HUD’s Lead-Safe Housing Rule
The U.S. Department of Housing and Urban Development (HUD) has issued a regulation to protect young children from lead-based paint hazards in housing that receives Federal assistance such as AHILP financing. HUD’s Lead-Safe Housing Rule (24 CFR Part 35) and its requirements may apply to your home-repair project, even if there are no children residing in your dwelling.
Depending on the type and cost of the rehabilitation you plan to undertake, you may be required to adhere to the Lead-Safe Housing Rule. If your home was built before 1978 and exhibits chipping/peeling paint OR a painted surface that may be disturbed during the rehabilitation, you likely will need to follow these steps:
- Pre-rehabilitation Lead Testing.
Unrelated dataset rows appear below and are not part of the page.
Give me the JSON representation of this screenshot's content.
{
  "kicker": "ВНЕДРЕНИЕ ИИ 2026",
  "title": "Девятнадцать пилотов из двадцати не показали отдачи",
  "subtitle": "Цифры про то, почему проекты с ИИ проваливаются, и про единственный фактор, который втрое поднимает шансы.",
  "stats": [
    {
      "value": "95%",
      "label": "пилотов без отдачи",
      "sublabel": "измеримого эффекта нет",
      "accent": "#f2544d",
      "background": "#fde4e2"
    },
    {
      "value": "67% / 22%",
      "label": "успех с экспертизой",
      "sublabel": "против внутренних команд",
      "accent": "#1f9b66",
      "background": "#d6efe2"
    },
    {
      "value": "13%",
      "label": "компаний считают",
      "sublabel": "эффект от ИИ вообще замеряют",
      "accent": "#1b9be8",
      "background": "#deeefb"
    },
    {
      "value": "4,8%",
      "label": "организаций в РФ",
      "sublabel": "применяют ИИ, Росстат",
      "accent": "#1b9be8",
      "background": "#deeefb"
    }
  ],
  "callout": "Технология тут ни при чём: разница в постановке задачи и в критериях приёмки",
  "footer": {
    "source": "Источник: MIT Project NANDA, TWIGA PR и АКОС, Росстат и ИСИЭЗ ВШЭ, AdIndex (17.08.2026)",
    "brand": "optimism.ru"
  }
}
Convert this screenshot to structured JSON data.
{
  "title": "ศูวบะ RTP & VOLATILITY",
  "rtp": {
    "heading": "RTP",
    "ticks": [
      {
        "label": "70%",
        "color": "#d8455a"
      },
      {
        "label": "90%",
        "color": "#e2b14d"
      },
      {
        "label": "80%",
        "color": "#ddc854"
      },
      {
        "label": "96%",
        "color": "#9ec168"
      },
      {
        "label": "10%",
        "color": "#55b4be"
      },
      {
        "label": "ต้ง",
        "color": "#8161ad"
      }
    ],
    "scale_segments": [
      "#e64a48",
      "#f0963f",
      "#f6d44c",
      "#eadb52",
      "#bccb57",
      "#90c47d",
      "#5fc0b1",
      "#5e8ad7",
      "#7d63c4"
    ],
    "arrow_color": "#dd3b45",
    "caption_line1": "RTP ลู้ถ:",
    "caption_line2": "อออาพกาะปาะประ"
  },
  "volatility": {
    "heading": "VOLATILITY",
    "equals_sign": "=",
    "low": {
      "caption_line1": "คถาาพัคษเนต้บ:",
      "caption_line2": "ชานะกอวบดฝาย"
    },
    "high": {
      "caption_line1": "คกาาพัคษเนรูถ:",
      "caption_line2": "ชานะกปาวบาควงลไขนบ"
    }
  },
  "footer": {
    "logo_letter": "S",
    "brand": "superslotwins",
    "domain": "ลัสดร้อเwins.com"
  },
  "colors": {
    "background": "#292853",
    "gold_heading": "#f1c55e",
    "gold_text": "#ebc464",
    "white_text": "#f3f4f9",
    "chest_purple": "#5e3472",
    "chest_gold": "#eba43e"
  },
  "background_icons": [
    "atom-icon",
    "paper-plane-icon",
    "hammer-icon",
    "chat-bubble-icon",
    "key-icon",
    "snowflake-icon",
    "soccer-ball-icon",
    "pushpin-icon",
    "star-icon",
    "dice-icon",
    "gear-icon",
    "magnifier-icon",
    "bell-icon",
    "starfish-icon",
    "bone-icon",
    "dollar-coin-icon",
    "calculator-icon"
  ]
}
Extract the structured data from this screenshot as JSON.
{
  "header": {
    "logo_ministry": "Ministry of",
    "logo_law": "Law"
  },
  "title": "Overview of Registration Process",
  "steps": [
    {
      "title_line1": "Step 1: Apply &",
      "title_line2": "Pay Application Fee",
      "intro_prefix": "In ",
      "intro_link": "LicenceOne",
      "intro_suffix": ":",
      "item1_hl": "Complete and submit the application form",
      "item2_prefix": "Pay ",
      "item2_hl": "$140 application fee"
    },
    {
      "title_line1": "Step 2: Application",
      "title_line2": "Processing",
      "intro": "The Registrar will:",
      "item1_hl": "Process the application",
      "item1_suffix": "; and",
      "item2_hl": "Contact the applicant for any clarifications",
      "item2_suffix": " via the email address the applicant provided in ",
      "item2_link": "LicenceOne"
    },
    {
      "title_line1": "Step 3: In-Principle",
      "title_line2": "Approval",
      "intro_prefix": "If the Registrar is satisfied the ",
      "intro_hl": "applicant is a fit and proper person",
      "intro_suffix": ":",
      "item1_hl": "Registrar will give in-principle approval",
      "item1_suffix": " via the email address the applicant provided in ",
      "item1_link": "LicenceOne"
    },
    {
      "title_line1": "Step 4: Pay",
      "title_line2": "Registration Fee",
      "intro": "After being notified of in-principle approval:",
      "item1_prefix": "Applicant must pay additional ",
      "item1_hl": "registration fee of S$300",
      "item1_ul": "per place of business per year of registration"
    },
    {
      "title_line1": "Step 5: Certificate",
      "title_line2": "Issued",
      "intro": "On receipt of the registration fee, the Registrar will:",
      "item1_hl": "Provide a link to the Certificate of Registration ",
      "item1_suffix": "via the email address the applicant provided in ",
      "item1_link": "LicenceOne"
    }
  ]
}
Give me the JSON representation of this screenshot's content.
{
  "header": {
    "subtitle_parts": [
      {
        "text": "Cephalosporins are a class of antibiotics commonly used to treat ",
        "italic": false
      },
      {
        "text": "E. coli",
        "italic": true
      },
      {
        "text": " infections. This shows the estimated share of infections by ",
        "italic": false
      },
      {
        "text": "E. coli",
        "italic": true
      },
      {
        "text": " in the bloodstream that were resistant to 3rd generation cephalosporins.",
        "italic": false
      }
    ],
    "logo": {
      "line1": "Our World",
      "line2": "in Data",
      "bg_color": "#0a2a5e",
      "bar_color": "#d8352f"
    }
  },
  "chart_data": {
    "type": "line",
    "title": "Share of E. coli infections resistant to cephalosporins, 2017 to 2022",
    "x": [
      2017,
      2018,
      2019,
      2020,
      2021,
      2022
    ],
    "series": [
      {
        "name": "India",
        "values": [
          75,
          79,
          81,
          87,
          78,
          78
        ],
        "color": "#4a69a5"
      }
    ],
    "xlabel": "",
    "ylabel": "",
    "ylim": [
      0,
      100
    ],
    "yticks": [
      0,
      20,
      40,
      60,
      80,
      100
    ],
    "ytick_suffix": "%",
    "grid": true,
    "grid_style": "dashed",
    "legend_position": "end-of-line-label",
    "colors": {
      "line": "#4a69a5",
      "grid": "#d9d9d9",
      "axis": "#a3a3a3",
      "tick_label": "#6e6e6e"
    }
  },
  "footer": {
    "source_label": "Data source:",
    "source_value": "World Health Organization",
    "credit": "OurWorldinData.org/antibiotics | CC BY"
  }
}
Your dwelling requires a Lead-Based Paint Inspection/Risk Assessment. AHILP will hire a PA-Certified Lead-Based Paint Inspector/Risk Assessor to inspect your home for lead hazards. The inspector will schedule an appointment, perform lead testing and prepare a report which will be sent to you.
- Lead Hazard Repair. All lead hazards identified must be repaired by a contractor trained and certified to work with such hazards. If remediation is extensive, you may be required to relocate temporarily.
- Post-rehabilitation Lead Testing. A Lead Clearance Examination will be performed by a PA-Certified Lead-Based Paint Inspector/Risk Assessor to confirm that all identified lead hazards have been remediated.